Noise wreaks havoc with quantum computers by interfering with the delicate quantum bits, or qubits, that perform the calculations. Unlike conventional computer bits (the 0s and 1s that make up the data in your computer), qubits are spinning subatomic particles that can assume the value of 0 or 1 simultaneously. This superposition of states, called entanglement, greatly expands the potential for super-fast parallel computing. But noise from the outside world knocks the qubits off their spin, causing them to decouple into ordinary classical particles, a process known as decoherence.

An active area of research, quantum computing can be used for data encryption and calculating quantum effects. While extremely powerful, quantum computers are not well-suited to replace their classical counterparts in the areas of word processing and arithmetic calculations.

In recent years, scientists have created error-correcting codes that compensate for noise - as long as the noise is below a certain value. These codes, in effect, hide the quantum calculations from the outside world. The success of these codes implies the existence of a specific level of noise that quantum computers can tolerate, leading Aharonov to calculate a distinct noise value at which the system goes classical.

Until now, most physicists have believed a continuum exists between the quantum and classical worlds. Instead, Aharonov's work shows that, rather than undergoing a gradual transition from the quantum to the classical realm, the computers undergo a rapid transition that happens at a specific noise level, analogous to the phase transition that water undergoes when it turns to ice at 0 degrees Celsius.

What is the value of this "melting point" for entanglement? To compute that value for general quantum systems, said Aharonov, would require calculating the entanglement for hundreds of qubits. "The current formula for entanglement is so complicated that it is simply impossible to compute such a value for large systems," she said.

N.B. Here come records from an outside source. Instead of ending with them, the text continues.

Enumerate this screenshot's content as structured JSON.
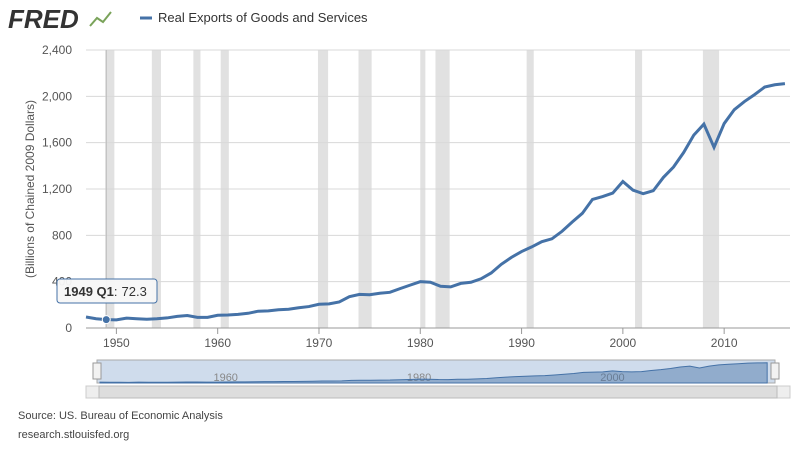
{
  "chart_data": {
    "type": "line",
    "logo": "FRED",
    "ylabel": "(Billions of Chained 2009 Dollars)",
    "source": "Source: US. Bureau of Economic Analysis",
    "site": "research.stlouisfed.org",
    "x": [
      1947,
      1948,
      1949,
      1950,
      1951,
      1952,
      1953,
      1954,
      1955,
      1956,
      1957,
      1958,
      1959,
      1960,
      1961,
      1962,
      1963,
      1964,
      1965,
      1966,
      1967,
      1968,
      1969,
      1970,
      1971,
      1972,
      1973,
      1974,
      1975,
      1976,
      1977,
      1978,
      1979,
      1980,
      1981,
      1982,
      1983,
      1984,
      1985,
      1986,
      1987,
      1988,
      1989,
      1990,
      1991,
      1992,
      1993,
      1994,
      1995,
      1996,
      1997,
      1998,
      1999,
      2000,
      2001,
      2002,
      2003,
      2004,
      2005,
      2006,
      2007,
      2008,
      2009,
      2010,
      2011,
      2012,
      2013,
      2014,
      2015,
      2016
    ],
    "series": [
      {
        "name": "Real Exports of Goods and Services",
        "color": "#4572a7",
        "values": [
          95,
          80,
          72.3,
          70,
          85,
          80,
          76,
          80,
          87,
          100,
          108,
          92,
          92,
          110,
          112,
          118,
          127,
          145,
          148,
          158,
          162,
          175,
          185,
          205,
          208,
          225,
          270,
          290,
          287,
          300,
          308,
          340,
          370,
          400,
          395,
          360,
          355,
          385,
          395,
          425,
          475,
          550,
          610,
          660,
          700,
          745,
          770,
          835,
          915,
          990,
          1110,
          1135,
          1165,
          1265,
          1190,
          1160,
          1185,
          1300,
          1390,
          1515,
          1665,
          1760,
          1560,
          1765,
          1885,
          1955,
          2015,
          2080,
          2100,
          2110
        ]
      }
    ],
    "xlim": [
      1947,
      2016.5
    ],
    "xticks": [
      1950,
      1960,
      1970,
      1980,
      1990,
      2000,
      2010
    ],
    "ylim": [
      0,
      2400
    ],
    "yticks": [
      0,
      400,
      800,
      {
        "value": 1200,
        "label": "1,200"
      },
      {
        "value": 1600,
        "label": "1,600"
      },
      {
        "value": 2000,
        "label": "2,000"
      },
      {
        "value": 2400,
        "label": "2,400"
      }
    ],
    "grid": true,
    "recessions": [
      [
        1948.9,
        1949.8
      ],
      [
        1953.5,
        1954.4
      ],
      [
        1957.6,
        1958.3
      ],
      [
        1960.3,
        1961.1
      ],
      [
        1969.9,
        1970.9
      ],
      [
        1973.9,
        1975.2
      ],
      [
        1980.0,
        1980.5
      ],
      [
        1981.5,
        1982.9
      ],
      [
        1990.5,
        1991.2
      ],
      [
        2001.2,
        2001.9
      ],
      [
        2007.9,
        2009.5
      ]
    ],
    "tooltip": {
      "x": 1949,
      "label": "1949 Q1",
      "separator": ":",
      "value": 72.3
    },
    "navigator_xticks": [
      1960,
      1980,
      2000
    ]
  }
}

An easier way to find the value would be to measure it directly, said Aharonov, but scientists have yet to invent a device capable of such measurements. "We need a quantum thermometer for measuring entanglement," she said.

Although its value remains unknown, the fact that the phase transition exists is quite significant for the field of quantum computing, said Aharonov, because it shows that fault-tolerant quantum computers can operate indefinitely, as long as the noise level can be kept down.

As yet, Aharonov has proven that the phase transition exists only for fault-tolerant quantum computers. If other types of quantum systems can co-exist with noise, might we start seeing cats that are simultaneously alive and dead, teleportation, and other more bizarre aspects of the quantum realm? Aharonov refused to speculate.

This research was published in Phys. Rev. A 62, 062311 (November, 2000).